I think there are things that we as conscious and respectful travelers can do better. To begin, consider staying in locally owned hotels so that your money goes straight back into the community. Some of my favorites include Pelican Beach Hotel, in the Turks and Caicos, and Grenada’s Spice Island Beach Resort. Furthermore, I’d encourage you to take longer trips (doable now since so many of us can work remotely) so that you have the time to do more than scratch the surface of a destination.
Eat at local restaurants and support local craftspeople by buying their products. For many years now, I’ve been doing the extra research and digging deeper, shopping for wood carvings at the Gallery of West Indian Art, in Montego Bay, Jamaica; handbags at Concalma, in San Juan, Puerto Rico; and silver bracelets at St. Croix’s IB Designs, to name just a few.
Another thing we can do is support the spaces where history is preserved. A few months ago, I visited Wade’s Green Plantation, an 18th-century cotton and sisal estate on North Caicos that was once owned by a British loyalist. Unlike other Caribbean estates I’ve visited, this one has been left largely in ruins. So instead of following a tour guide through restored interiors to get a sense of colonial life, visitors have to use their imaginations and navigate the remains of the buildings on their own.

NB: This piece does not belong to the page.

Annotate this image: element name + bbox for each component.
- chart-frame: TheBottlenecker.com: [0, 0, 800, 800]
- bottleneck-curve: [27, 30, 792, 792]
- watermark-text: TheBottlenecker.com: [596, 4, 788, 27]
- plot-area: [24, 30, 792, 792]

On a warm and cloudless spring morning last year, I stepped on crunchy brown leaves that carpeted what’s left of the overseer’s house, purposefully positioned so he could police the activities of the enslaved people nearby. For the first time, I saw a cotton bush and picked my first boll, experiencing firsthand the painful burrs pricking my fingers as I tried to separate the fibers from the seeds and pod, and understanding how arduous the task of picking 860 acres of it must have been. I touched the limestone walls, hand-built by Africans who had to haul large boulders across the property, chip them flat, and stack them one by one. They were constructed without mortar or cement but have survived centuries—a tribute to the people who engineered them under the worst conditions.
At Wade’s Green Plantation, the realities of slavery and colonialism were not sensationalized, watered down, or romanticized. Yet I left simultaneously moved and in awe of the people who lived there and elsewhere in the Turks and Caicos, then and now. In the end, isn’t that what travel should be about?